Un autre élément significatif réside dans la place marginale accordée à la maternité. Celle-ci n’est évoquée que de manière secondaire, sous l’angle de la non-discrimination dans le travail, sans reconnaissance de sa valeur propre. Cette absence témoigne d’un déplacement des priorités, où la réalité concrète de la femme est éclipsée par des concepts abstraits. Le vote final, largement favorable, confirme une orientation déjà présente dans d’autres textes internationaux. Certains États, dont l’Italie, se sont inscrits dans cette dynamique, sans que les réserves exprimées sur la définition du genre ne soient retenues.

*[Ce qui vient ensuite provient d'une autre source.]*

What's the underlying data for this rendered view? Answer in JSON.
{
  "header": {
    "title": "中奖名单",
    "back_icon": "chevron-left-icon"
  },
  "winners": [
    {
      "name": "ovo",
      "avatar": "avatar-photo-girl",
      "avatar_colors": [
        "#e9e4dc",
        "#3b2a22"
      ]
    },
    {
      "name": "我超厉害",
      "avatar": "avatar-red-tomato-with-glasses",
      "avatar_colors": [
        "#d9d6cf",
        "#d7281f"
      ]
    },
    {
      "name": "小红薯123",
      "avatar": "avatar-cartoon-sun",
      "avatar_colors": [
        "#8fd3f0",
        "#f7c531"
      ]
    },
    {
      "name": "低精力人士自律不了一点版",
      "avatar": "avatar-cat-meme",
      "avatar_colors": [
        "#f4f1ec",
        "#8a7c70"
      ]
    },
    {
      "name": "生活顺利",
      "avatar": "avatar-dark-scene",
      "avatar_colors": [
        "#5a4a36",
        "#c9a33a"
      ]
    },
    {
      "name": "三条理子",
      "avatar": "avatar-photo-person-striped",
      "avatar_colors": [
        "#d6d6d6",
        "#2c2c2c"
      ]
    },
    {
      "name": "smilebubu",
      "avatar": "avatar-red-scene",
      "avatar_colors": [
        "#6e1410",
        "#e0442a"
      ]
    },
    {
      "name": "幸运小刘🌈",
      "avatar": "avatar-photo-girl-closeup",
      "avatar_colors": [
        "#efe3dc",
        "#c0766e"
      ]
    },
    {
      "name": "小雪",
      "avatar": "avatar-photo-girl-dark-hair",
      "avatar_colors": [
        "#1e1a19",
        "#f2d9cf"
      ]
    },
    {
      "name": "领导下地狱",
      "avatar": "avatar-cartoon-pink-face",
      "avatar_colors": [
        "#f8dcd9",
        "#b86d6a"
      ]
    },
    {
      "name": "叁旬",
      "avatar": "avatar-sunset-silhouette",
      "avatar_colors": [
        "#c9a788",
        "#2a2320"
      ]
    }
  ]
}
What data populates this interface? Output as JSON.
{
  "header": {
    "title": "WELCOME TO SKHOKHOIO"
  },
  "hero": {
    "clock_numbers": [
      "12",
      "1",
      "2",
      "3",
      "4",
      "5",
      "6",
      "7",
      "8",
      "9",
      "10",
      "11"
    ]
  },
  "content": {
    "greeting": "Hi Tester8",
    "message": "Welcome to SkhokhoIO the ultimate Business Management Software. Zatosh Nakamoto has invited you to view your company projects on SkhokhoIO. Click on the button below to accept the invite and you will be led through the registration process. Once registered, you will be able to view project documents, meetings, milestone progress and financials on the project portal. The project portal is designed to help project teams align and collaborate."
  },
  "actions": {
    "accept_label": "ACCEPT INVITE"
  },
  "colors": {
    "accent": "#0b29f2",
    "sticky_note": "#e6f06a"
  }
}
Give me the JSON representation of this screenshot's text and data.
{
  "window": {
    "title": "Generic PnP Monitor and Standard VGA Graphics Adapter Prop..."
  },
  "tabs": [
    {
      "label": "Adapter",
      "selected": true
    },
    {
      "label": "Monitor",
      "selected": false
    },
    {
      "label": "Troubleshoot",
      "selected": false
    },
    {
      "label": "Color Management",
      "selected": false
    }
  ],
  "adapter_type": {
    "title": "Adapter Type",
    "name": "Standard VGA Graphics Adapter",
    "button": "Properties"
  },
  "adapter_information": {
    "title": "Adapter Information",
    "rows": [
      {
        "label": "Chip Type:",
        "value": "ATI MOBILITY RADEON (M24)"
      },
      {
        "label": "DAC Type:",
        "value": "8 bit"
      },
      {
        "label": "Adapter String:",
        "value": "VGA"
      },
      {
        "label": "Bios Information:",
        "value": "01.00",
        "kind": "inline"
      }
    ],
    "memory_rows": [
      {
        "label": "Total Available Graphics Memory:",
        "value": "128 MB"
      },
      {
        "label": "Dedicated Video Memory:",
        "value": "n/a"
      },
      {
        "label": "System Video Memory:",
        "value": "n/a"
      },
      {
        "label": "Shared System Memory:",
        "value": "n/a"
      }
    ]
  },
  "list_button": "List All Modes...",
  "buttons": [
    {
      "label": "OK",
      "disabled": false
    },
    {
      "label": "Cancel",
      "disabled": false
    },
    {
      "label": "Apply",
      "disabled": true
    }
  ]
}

Au-delà de ce texte, c’est une évolution plus large qui se manifeste. Le langage employé dans les enceintes internationales, en apparence neutre, devient un instrument de transformation culturelle.
En introduisant des notions sans définition stable, il permet de faire évoluer les normes sans débat explicite sur leurs fondements. Dans ce contexte, la question du « genre » apparaît comme un point de rupture. Elle oppose une vision de l’homme fondée sur l’unité du corps et de l’âme, sur la réalité de la différence sexuelle et sur la complémentarité de l’homme et de la femme, à une conception qui tend à dissocier l’identité de la réalité biologique. Ainsi, le document adopté le 19 mars ne se limite pas à des orientations techniques. Il participe à une redéfinition progressive de l’homme et de la femme, dont les implications touchent au cœur même de l’anthropologie.